Vibrant Media plans to enter the pre-roll ad market competing with video advertising networks in the U.S. on viewability, scale, targeting and budget. The company will go head to head against established players such as AOL's Adapt.TV, Adobe's Auditude, Yahoo's BrightRoll, and YuMe.
"The market has pent-up demand for good quality video," said Craig Gooding, founder and executive chairman at Vibrant Media. "While there's a ton of relevant video, it's not as targeted as it could be."
Vibrant traditionally supports cost per click and contextual targeting -- but with programmatic, it allows the company to integrate the brand's audience data into targeting. Think of it this way. Brands buy keywords and apply audience targeting on top.
The new direction also takes Vibrant into the world of video ad units known as in-line, which serves an expanded advertisement between the paragraphs of relevant words in editorial articles. Both products will run on two buying options -- traditional and programmatic -- and two pricing models, CPM, and Cost Per Completed View (CPCV).
"Similar to bringing in your own data for programmatic ad buying, it's like bringing in your own pricing model," Gooding, a former AOL exec, said.
The CPCV option aims to guarantee engaged viewers as brands using the model only pay when a consumer actively chooses to watch the videos. The pricing model follows Google TrueView ads, in which advertisers only pay for the view if individuals don't skip the advertisement five minutes into the video.
The company said its tests show the pre-roll ads achieve between 75% and 90% completion rate across handheld and desktop devices, which the company attributes to its online targeting capabilities. Efficient programmatic ad buying and targeting helps. Some of Vibrant's in-image ads trade programmatically, which some believe will solve the industry's fragmented data silo issues and time-consuming ad bidding systems.
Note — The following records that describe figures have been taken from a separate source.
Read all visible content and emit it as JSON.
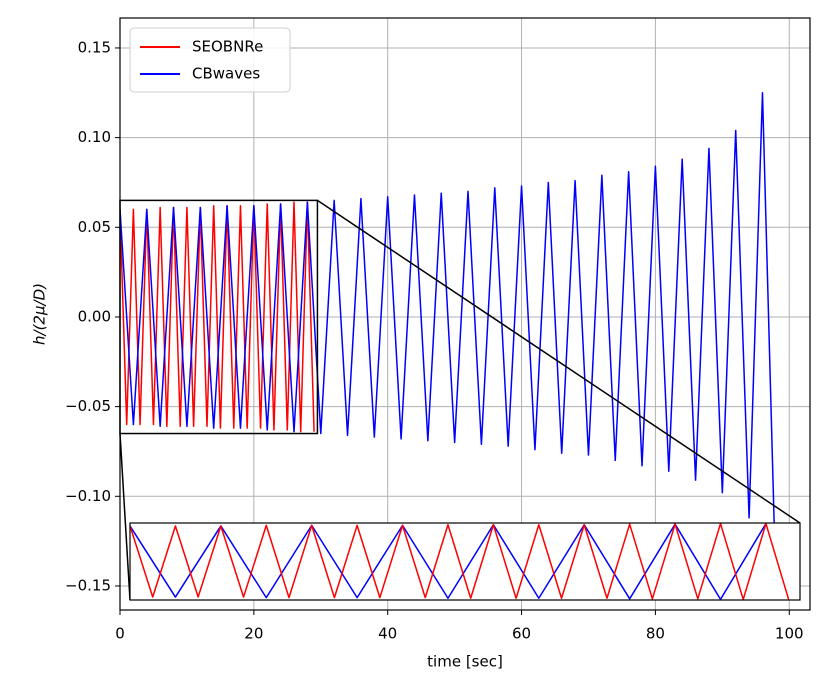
{
  "chart_data": {
    "type": "line",
    "x_label": "time [sec]",
    "y_label": "h/(2μ/D)",
    "xlim": [
      0,
      103.1
    ],
    "ylim": [
      -0.1634,
      0.1667
    ],
    "xticks": [
      0,
      20,
      40,
      60,
      80,
      100
    ],
    "yticks": [
      {
        "value": -0.15,
        "label": "−0.15"
      },
      {
        "value": -0.1,
        "label": "−0.10"
      },
      {
        "value": -0.05,
        "label": "−0.05"
      },
      {
        "value": 0,
        "label": "0.00"
      },
      {
        "value": 0.05,
        "label": "0.05"
      },
      {
        "value": 0.1,
        "label": "0.10"
      },
      0.15
    ],
    "grid": true,
    "legend": "upper left",
    "series": [
      {
        "name": "SEOBNRe",
        "color": "#ff0000",
        "x": [
          0,
          1,
          2,
          3,
          4,
          5,
          6,
          7,
          8,
          9,
          10,
          11,
          12,
          13,
          14,
          15,
          16,
          17,
          18,
          19,
          20,
          21,
          22,
          23,
          24,
          25,
          26,
          27,
          28,
          29
        ],
        "values": [
          0.06,
          -0.06,
          0.06,
          -0.06,
          0.06,
          -0.06,
          0.061,
          -0.061,
          0.061,
          -0.061,
          0.061,
          -0.061,
          0.061,
          -0.061,
          0.062,
          -0.062,
          0.062,
          -0.062,
          0.062,
          -0.062,
          0.062,
          -0.062,
          0.063,
          -0.063,
          0.063,
          -0.063,
          0.064,
          -0.064,
          0.064,
          -0.064
        ]
      },
      {
        "name": "CBwaves",
        "color": "#0000ff",
        "x": [
          0,
          2,
          4,
          6,
          8,
          10,
          12,
          14,
          16,
          18,
          20,
          22,
          24,
          26,
          28,
          30,
          32,
          34,
          36,
          38,
          40,
          42,
          44,
          46,
          48,
          50,
          52,
          54,
          56,
          58,
          60,
          62,
          64,
          66,
          68,
          70,
          72,
          74,
          76,
          78,
          80,
          82,
          84,
          86,
          88,
          90,
          92,
          94,
          96,
          98
        ],
        "values": [
          0.06,
          -0.06,
          0.06,
          -0.061,
          0.061,
          -0.061,
          0.061,
          -0.062,
          0.062,
          -0.062,
          0.062,
          -0.063,
          0.063,
          -0.064,
          0.064,
          -0.065,
          0.065,
          -0.066,
          0.066,
          -0.067,
          0.067,
          -0.068,
          0.068,
          -0.069,
          0.069,
          -0.07,
          0.07,
          -0.071,
          0.072,
          -0.072,
          0.073,
          -0.074,
          0.075,
          -0.076,
          0.076,
          -0.077,
          0.079,
          -0.08,
          0.081,
          -0.083,
          0.084,
          -0.086,
          0.088,
          -0.091,
          0.094,
          -0.098,
          0.104,
          -0.112,
          0.125,
          -0.15
        ]
      }
    ],
    "inset": {
      "xlim": [
        0,
        29.5
      ],
      "ylim": [
        -0.065,
        0.065
      ]
    }
  }
}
Programmatic brings greater efficiency, which allows buying platforms and advertisers to move beyond some of the issues around losing visibility, Gooding said.
Numerous reports pin online video as the fastest-growing ad category. Zenith OptiMedia pegs the industry growth at 34% last year, reaching nearly $11 billion. The agency expects it to grow an average of 29% annually through 2017, reaching $23 billion. Internet-connected devices will feed into that growth number as the industry matures.